Non-Planar Capability HTS Magnet Coil with Additive-Manufactured Components
A stellarator is a fusion energy concept that uses magnetic fields to confine fusion fuel in the form of a plasma. International R&D is underway with a new class of stellarators setting performance records with the goal of generating stable and disruption-free power. Stellarators have been expensive and time consuming to build. Their large and complex electromagnets need to be shaped, supported, and positioned with precision. To overcome these challenges, two game-changing technologies hold great promise: advanced manufacturing (AM) to enable the complex shapes to be built accurately, rapidly, and economically; and high-temperature superconducting (HTS) magnets to reduce the size and weight of the reactor. This project will reduce the highest initial risks of building a non-planar HTS magnet by demonstrating whether HTS cable windings for an actual stellarator design maintain the needed tolerances and superconducting-current properties with three-dimensional bend radii as low as 10 cm. Success in this project will allow follow-on efforts to build a prototype non-planar HTS magnet coil to enable a stellarator development path to lower-cost fusion energy.

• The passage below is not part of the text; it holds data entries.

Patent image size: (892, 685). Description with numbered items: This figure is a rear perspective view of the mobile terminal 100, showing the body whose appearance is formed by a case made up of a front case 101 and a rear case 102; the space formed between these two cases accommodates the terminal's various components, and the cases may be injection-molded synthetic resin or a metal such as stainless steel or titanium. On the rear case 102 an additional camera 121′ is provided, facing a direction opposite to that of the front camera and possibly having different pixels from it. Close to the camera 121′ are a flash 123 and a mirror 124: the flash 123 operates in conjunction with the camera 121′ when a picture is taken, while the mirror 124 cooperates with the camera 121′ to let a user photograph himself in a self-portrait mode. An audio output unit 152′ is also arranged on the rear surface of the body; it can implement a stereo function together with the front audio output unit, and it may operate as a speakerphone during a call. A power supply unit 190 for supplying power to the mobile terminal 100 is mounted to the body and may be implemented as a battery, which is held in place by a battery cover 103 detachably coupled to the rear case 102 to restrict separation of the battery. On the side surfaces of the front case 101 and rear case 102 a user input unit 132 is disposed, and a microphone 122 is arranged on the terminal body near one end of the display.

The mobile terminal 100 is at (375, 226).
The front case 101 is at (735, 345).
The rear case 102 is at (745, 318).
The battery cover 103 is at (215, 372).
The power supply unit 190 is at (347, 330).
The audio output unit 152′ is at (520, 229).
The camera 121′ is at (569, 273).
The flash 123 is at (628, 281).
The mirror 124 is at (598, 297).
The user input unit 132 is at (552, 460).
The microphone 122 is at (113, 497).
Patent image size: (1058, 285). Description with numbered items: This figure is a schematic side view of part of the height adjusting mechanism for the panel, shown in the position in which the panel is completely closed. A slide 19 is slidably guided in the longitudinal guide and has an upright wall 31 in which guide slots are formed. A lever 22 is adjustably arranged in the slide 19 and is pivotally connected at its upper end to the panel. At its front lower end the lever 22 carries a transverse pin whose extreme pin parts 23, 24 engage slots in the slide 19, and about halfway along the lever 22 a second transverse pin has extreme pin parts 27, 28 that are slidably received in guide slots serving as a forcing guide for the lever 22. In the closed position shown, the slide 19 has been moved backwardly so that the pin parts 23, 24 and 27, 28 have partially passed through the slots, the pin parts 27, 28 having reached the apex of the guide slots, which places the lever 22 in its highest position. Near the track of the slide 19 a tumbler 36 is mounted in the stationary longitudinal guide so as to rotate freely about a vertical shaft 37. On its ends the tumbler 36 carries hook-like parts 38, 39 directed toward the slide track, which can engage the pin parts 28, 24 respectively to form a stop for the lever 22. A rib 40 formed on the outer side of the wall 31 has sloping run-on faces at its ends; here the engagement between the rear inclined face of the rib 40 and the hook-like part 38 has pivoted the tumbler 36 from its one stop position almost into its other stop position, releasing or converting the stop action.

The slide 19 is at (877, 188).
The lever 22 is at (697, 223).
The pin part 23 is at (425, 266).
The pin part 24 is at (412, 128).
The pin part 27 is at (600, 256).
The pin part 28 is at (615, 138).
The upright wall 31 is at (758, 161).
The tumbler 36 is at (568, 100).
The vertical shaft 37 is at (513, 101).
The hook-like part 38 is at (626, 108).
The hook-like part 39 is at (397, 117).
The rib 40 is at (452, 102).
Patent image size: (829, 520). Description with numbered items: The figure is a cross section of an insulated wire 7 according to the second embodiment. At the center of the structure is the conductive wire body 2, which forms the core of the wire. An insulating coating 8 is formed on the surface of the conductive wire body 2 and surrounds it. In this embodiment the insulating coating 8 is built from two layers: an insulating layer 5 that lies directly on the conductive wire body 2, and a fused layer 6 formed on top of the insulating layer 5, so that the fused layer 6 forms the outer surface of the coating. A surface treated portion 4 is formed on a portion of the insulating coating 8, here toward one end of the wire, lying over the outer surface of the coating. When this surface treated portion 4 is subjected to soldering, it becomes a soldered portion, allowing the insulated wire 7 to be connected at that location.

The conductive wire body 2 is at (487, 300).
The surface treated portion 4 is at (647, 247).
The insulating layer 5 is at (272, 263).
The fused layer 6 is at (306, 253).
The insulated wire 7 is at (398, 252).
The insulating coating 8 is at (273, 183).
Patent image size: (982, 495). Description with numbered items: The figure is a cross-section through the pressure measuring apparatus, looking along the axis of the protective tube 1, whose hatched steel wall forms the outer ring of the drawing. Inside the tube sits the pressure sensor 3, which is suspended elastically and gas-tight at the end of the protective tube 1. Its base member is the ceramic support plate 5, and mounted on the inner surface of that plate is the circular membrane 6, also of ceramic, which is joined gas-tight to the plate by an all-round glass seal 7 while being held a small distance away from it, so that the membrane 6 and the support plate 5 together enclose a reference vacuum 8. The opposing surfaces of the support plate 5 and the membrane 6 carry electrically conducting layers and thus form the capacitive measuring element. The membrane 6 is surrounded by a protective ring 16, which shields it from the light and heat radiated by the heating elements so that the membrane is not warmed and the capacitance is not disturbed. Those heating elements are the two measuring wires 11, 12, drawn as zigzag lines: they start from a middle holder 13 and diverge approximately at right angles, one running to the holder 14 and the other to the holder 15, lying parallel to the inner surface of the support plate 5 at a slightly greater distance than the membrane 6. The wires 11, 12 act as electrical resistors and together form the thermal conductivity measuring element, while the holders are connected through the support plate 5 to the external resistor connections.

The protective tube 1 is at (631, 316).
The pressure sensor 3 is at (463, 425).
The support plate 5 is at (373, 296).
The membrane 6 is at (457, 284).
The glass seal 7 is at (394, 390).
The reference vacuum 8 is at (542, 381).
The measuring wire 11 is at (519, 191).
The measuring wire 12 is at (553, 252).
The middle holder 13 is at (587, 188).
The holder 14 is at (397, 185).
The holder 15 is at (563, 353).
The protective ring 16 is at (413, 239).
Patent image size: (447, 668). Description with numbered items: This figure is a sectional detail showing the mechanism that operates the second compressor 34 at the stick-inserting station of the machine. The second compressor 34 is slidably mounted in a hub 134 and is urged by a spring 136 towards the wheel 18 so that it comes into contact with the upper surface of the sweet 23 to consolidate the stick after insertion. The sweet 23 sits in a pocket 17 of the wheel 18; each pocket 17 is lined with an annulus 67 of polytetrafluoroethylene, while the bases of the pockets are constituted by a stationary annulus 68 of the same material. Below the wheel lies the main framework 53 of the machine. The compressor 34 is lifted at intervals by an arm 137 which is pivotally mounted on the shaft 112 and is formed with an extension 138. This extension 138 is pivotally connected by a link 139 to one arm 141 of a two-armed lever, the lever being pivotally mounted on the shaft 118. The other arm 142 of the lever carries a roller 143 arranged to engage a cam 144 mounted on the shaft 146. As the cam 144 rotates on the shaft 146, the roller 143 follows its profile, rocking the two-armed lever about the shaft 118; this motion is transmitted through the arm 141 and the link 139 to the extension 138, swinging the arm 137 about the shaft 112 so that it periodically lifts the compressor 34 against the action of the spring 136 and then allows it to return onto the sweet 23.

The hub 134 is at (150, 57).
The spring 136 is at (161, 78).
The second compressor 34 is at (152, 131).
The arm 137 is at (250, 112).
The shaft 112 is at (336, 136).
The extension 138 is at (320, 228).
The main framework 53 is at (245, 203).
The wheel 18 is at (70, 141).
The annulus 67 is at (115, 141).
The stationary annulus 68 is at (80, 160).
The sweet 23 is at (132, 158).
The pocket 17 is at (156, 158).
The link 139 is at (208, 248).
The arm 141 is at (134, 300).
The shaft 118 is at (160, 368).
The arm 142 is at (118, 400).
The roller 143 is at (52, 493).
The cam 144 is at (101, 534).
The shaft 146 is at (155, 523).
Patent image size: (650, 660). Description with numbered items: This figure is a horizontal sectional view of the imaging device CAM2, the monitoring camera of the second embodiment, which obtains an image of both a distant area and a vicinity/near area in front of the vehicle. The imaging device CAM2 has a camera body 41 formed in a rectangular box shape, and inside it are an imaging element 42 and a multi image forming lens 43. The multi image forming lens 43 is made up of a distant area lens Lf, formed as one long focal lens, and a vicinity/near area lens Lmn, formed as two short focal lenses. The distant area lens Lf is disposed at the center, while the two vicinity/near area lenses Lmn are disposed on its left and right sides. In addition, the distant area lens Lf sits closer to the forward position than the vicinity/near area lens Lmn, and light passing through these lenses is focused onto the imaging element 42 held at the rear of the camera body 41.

Accelerating and lowering the costs of fusion development and eventual deployment will enable fusion energy to contribute to:
Fusion energy will ensure the U.S.’s technological lead and energy security.
Fusion energy will improve our chances of meeting growing global clean-energy demand and realizing cost-effective, net-zero carbon emissions, while minimizing pollution and avoiding long-lived radioactive waste.
As a disruptive technology, fusion energy will likely create new markets, opportunities, and export advantages for the U.S.